1. I am interested in specificity data as well as repeatability/reproducibility of the sensor performance.

2. Please provide analytical soundness of the sensor ?

3. Did author notice any non specific adsorption of any substance on electrode surface?

4. What about analysis time of the method?

5. Please include sensitivity in the abstract?/

Author Response

We are grateful to this reviewer for useful comments that allowed us to improve manuscript.

Comment 1: I am interested in specificity data as well as repeatability/reproducibility of the sensor performance.

Response: We confirmed the specificity of sensor response also by using non-specific aptamers as well as control cells that does not contain HER2 positive receptors.
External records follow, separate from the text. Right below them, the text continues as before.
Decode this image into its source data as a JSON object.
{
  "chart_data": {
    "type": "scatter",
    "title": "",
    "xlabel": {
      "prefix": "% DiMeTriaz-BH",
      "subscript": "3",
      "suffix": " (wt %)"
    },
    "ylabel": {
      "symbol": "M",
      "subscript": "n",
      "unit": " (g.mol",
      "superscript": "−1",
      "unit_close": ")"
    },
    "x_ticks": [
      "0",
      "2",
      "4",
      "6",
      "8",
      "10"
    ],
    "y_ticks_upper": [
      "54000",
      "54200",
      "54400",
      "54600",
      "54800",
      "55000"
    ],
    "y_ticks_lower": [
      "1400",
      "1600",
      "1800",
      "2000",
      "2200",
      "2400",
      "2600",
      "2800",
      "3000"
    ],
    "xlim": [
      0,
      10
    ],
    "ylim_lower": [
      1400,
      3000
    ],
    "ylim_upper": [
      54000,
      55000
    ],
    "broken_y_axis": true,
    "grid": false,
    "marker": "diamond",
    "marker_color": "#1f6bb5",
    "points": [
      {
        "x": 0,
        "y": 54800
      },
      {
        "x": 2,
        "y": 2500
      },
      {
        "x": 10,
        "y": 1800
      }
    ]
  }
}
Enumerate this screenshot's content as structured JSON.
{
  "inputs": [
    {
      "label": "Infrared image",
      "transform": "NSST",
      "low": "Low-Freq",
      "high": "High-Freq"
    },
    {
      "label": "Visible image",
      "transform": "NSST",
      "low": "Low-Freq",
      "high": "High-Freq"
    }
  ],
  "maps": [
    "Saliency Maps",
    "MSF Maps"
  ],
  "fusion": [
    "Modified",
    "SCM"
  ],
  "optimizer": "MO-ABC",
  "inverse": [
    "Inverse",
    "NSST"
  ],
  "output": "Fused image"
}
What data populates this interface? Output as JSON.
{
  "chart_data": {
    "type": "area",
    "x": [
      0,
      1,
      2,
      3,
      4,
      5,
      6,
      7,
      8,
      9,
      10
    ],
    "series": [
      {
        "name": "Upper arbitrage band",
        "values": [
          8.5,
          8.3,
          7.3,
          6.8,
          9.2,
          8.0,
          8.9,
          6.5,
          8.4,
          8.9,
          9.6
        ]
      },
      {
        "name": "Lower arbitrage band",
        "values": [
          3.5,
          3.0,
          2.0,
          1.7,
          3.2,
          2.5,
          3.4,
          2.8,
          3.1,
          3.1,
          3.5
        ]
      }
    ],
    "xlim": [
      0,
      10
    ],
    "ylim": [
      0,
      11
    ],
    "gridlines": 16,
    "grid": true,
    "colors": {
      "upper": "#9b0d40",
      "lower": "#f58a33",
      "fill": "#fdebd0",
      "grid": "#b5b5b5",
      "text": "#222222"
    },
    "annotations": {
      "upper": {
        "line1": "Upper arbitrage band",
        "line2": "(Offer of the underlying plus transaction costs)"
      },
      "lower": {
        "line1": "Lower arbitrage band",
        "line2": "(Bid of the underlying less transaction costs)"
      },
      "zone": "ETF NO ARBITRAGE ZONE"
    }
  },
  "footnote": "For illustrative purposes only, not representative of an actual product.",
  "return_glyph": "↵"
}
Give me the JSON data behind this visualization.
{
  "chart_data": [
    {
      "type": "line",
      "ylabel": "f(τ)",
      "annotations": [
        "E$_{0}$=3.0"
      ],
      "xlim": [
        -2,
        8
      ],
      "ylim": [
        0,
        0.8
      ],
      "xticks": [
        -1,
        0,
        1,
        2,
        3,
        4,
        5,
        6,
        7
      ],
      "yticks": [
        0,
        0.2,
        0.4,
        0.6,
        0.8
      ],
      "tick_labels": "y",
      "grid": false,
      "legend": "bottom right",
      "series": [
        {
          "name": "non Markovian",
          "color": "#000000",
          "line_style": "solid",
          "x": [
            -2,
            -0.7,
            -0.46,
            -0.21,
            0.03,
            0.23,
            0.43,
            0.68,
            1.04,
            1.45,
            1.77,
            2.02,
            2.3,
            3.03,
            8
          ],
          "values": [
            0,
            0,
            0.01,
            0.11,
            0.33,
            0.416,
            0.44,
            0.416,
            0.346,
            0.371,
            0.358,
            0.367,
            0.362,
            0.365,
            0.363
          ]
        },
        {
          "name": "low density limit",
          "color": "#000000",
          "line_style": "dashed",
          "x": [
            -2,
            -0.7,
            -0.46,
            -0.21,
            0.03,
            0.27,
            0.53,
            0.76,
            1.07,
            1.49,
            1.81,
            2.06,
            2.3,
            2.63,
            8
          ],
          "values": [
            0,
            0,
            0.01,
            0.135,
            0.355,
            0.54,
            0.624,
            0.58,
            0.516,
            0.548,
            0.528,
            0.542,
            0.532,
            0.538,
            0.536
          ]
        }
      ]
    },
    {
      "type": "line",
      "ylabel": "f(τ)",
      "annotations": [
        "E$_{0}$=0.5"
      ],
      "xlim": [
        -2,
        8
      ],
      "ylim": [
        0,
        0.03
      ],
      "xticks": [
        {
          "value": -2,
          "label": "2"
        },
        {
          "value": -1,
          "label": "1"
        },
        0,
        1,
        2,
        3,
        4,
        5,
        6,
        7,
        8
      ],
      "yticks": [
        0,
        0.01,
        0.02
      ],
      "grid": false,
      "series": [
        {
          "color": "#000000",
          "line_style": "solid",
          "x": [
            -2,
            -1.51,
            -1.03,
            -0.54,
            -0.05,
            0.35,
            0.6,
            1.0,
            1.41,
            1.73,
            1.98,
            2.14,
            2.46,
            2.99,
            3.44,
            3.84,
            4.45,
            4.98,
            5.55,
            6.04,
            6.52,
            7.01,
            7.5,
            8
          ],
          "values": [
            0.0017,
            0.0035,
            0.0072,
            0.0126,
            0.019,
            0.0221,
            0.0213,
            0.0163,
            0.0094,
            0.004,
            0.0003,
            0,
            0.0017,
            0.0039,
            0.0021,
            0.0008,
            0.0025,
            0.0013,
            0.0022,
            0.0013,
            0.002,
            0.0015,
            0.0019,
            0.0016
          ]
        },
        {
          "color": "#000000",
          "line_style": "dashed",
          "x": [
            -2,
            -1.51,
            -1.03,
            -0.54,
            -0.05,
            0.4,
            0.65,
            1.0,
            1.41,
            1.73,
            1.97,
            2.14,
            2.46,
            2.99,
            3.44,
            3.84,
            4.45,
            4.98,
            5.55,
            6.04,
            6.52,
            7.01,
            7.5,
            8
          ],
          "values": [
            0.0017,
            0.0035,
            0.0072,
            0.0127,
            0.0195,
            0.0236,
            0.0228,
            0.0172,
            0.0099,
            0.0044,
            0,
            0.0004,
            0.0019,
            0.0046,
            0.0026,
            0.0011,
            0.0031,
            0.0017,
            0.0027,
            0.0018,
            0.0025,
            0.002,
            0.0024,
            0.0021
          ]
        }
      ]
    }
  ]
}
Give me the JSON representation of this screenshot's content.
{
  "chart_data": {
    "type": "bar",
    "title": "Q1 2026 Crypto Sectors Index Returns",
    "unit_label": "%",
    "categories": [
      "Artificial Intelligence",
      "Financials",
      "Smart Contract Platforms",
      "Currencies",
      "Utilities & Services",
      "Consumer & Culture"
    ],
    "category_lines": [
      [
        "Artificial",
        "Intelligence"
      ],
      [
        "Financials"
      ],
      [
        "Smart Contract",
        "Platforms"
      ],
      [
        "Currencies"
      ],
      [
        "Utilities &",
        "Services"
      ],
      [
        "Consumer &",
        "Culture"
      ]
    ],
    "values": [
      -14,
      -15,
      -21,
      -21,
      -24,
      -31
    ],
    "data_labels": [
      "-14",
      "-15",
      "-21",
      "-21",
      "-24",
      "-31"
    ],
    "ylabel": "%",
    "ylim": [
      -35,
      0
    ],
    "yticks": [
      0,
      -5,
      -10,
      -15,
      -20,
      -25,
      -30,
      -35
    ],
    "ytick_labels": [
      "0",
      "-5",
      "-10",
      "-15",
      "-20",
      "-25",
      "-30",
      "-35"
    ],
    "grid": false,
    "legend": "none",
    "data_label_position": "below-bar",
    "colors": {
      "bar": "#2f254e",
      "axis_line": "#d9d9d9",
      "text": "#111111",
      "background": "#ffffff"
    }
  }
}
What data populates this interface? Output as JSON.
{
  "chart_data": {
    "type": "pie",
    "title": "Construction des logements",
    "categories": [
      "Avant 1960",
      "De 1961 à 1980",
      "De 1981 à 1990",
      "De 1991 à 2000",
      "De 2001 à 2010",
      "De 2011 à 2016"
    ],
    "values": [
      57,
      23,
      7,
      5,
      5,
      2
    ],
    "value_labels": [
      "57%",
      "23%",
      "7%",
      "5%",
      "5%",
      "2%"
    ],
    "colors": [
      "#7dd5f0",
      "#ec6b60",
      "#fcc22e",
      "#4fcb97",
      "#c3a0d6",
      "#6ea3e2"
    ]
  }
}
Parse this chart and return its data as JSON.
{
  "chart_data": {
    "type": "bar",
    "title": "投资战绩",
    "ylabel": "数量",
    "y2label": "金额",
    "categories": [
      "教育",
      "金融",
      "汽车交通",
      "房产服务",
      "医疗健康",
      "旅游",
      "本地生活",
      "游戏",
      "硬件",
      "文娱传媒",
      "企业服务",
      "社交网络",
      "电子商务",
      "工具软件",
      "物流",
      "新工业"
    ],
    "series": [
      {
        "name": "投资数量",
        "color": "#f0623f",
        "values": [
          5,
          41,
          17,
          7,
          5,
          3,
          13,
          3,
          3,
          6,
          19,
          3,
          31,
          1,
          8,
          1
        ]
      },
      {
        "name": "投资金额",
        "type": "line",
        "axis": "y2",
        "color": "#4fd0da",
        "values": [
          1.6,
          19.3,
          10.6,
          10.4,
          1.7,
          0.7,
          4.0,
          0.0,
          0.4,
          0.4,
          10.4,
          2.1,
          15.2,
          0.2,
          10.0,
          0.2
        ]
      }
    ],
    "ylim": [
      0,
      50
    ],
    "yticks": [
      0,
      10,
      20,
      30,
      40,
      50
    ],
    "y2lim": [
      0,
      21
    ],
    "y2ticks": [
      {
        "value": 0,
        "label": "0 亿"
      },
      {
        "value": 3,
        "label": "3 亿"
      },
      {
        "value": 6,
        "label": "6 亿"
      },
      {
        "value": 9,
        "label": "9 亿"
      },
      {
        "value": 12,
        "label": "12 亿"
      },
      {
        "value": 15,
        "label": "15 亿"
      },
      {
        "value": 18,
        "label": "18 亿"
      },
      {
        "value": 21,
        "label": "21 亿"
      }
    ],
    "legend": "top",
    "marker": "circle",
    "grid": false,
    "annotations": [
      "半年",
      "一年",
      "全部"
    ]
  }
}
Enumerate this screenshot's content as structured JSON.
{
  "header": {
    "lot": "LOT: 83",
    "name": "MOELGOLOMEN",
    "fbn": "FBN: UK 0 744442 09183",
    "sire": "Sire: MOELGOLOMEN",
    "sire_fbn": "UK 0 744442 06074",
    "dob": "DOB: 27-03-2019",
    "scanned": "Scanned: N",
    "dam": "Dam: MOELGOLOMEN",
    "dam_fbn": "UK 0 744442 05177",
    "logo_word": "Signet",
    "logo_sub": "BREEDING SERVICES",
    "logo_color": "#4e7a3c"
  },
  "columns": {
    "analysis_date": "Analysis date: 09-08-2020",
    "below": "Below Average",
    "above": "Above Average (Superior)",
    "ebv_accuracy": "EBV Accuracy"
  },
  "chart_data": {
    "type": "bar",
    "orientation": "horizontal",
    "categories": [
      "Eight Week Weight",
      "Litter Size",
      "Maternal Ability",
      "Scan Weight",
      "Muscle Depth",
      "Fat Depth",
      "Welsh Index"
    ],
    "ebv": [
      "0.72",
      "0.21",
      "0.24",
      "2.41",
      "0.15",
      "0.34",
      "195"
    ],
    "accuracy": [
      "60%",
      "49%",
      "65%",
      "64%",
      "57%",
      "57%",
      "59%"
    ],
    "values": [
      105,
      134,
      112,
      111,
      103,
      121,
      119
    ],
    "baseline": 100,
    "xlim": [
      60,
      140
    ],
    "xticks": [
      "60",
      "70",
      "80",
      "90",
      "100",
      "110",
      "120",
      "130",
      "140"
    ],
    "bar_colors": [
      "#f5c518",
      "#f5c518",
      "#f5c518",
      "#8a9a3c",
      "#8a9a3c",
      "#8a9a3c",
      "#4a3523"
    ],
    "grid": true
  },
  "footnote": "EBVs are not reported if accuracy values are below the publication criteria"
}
The reproducibility has been confirmed by repeating the experiments at the same conditions for 3-5 times. Additional data are presented in Supplementary material section.

Comment 2:Please provide analytical soundness of the sensor ?

Response: The results obtained can be useful for further development of the aptasensors for detection of circulating tumor cells (CTC).

Comment 3: Did author notice any non specific adsorption of any substance on electrode surface?

Response: Yes, the component of the cultivation media, mostly FBS resulted non-specific interaction with the sensor surface. Therefore the sensing surface has been washed by PBS containing aliquot concentration of cultivation media DMEM.

Comment 4. What about analysis time of the method?

Response: Whole measurement that included preparation of the sensing layer and addition of the cells had duration of around 6 hours as it is evidence from kinetics results (see for example Fig. 4 as well as  figures at Supplementary material section).

Comment 5: Please include sensitivity in the abstract?

Response: The sensitivity of breast cancer cell detection (limit of detection) has been included in the abstract of revised manuscript.

Round  2

Reviewer 2 Report

The authors have addressed all the points raised in the first review.  I, therefore, recommend publication after further proofreading of the manuscript.